I am also supposed to be studying! I've got a financial services exam to do (not a biggie - total of 20 hours study). Although the longer I am away from work, the less I want to

a) ever work again

b) work in financial services

I was interviewed late last year and again in January by a firm in Preston who promised me a job offer and then appointed somebody else. They were a bit shabby about how they did it.

I think I mentioned that I met the girl a few weeks ago at the Mortgage Expo I attended.

Anyhoo... my old work mate met her last week at a conference. He's so fiercely loyal! This is what he said in an email to me today:

Met that XX last week in XX - god knows why they picked her. She is so dippy and was dressed like she was going to a wedding.She said that she saw you talking to various people in Manchester but didn't introduce her self as she had taken your job and beaten you in the race !!!!!

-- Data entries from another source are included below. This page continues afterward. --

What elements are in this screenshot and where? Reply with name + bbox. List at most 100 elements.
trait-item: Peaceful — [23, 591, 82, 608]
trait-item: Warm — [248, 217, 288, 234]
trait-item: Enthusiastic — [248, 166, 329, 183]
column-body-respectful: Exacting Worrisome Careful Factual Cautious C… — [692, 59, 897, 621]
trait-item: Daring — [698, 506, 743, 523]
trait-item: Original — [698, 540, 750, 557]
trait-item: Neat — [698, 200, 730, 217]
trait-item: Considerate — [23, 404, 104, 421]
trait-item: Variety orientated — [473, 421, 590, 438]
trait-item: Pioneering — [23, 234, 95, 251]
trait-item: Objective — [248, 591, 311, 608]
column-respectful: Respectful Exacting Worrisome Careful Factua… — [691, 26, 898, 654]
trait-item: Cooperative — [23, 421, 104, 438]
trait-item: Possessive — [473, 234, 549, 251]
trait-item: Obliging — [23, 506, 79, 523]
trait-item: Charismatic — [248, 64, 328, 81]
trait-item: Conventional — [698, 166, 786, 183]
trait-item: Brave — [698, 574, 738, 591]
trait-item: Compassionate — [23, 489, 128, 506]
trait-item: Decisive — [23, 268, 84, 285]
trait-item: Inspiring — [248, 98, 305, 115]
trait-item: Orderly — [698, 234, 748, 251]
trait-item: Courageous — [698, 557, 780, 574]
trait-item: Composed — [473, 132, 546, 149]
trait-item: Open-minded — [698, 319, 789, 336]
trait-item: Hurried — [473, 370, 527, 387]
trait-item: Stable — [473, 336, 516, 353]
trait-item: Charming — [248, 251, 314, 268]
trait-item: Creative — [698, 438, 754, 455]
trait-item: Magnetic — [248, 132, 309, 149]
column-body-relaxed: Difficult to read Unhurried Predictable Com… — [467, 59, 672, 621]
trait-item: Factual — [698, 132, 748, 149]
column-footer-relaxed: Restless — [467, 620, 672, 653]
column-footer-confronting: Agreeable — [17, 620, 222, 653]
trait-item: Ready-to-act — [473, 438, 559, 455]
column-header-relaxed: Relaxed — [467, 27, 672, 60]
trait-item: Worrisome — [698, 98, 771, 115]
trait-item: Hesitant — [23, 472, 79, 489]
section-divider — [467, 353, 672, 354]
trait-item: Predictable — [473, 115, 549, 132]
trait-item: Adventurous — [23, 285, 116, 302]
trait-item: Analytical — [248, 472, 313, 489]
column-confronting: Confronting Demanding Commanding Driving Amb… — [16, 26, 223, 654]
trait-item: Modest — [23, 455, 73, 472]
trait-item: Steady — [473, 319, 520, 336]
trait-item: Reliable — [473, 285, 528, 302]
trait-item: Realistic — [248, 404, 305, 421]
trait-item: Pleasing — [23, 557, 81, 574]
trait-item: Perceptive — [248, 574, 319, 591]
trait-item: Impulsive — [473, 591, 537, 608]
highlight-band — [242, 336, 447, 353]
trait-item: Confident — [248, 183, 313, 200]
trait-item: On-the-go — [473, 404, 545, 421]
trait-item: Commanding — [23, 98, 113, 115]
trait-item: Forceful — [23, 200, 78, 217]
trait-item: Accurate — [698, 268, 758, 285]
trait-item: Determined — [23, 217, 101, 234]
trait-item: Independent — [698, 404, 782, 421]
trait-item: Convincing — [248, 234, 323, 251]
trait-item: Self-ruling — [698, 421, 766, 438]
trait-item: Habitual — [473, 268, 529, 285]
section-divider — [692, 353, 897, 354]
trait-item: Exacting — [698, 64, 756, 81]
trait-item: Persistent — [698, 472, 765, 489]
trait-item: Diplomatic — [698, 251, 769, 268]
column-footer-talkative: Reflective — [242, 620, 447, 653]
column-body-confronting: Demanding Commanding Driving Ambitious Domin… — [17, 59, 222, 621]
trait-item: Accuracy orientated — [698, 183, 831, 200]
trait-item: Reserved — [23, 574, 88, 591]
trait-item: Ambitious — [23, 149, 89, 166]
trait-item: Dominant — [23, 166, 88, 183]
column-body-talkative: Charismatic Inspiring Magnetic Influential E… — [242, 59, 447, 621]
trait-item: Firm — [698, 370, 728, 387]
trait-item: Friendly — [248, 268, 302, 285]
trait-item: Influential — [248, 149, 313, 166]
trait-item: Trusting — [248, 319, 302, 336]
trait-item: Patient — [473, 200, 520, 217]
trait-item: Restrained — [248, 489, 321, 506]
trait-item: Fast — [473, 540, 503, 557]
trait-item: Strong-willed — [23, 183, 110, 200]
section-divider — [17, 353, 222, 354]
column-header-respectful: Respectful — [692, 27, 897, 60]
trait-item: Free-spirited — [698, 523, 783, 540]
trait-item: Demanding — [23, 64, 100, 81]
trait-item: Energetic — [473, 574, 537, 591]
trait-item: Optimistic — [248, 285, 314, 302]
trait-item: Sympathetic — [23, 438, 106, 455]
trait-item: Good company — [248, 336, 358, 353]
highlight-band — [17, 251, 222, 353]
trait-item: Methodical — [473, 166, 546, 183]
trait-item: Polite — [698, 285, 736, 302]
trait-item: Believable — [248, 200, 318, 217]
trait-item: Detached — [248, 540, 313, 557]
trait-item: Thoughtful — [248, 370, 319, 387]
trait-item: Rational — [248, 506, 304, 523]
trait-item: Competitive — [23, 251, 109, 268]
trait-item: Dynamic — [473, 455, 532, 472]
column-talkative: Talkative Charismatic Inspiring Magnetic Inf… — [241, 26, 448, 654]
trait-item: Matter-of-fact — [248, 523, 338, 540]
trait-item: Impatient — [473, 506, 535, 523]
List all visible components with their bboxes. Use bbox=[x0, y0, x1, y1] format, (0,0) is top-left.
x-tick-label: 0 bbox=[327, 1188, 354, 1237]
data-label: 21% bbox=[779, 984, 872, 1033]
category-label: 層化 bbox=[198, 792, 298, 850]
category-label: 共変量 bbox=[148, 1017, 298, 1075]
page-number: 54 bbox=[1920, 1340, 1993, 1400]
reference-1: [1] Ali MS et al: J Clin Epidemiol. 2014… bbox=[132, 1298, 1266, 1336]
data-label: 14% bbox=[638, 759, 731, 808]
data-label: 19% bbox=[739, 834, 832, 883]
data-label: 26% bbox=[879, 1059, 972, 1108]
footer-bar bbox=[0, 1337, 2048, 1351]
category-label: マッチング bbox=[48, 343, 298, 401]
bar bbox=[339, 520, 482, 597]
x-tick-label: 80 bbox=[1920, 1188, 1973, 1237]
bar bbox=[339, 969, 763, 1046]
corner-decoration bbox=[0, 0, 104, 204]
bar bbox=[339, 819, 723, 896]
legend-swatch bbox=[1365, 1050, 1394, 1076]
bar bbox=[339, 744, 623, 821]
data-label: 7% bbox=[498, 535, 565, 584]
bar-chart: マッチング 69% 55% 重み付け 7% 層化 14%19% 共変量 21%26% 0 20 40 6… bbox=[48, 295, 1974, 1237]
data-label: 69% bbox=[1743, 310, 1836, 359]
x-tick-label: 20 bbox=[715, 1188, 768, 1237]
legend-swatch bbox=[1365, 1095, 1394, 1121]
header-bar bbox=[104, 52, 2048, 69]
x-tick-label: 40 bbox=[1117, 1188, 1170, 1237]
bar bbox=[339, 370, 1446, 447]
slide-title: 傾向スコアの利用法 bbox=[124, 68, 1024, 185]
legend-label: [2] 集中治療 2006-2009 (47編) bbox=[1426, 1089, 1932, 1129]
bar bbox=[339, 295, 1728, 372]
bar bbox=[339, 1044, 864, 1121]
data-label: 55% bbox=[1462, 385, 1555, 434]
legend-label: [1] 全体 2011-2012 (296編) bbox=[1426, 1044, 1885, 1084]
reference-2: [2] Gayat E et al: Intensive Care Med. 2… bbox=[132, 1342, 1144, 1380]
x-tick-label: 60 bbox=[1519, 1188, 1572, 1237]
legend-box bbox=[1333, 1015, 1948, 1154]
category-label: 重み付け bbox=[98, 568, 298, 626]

I took an instant dislike and told her that you weren't able to take the role even if offered due to personal family commitments. And that you wouldn't need to work for a very long time due to huge compensation from XX. And that her company couldn't afford you anyway. AND you needed a more expansive strategic role rather than an operational one !!!!!!

Then she asked (deleted next bit as it relates to some commercial deal the two companies are trying to do, which isn't going well).She went of in a huff and said Xx (her boss) wont be happy !!!!!! lol We were burstingwith laughter. She's horrid.

I know this is catty but it made me giggle today! Hmmm, I bet she's also using the draft business plan that I presented to her MD too.

Like I said, not much on the agenda this weekend. I'll keep taking the tablets!
They're giving out tickets for the Opera in The Park event today - but I don't feel like going into Leeds for them. I'll take a chance that there will still be some left next week. Bit annoying really, as my SIL2B is in town every Saturday morning. When I asked her if she was going today, and could she pick up any tickets (I used to do about 4 separate trips as they only allow 4 tickets per person, per time) she just said "not for long" and that she'd see if her friend could get any. Grrr. Help me out, why don't you! Every flipping year I organise this and on the one year I'm not around to nip in and out of Leeds for them I get no help from anybody else. So I'm going on strike. Rant over.

A quiet Sunday. Had a walk in Roundhay Park earlier - round the lake - and then came home to do some cooking and just mooch about. Have felt pretty low all weekend - a consequence of sitting about at home for a week, I think. My brain feels scrambled.... I need to get back to Mum's which at the moment is my "normality".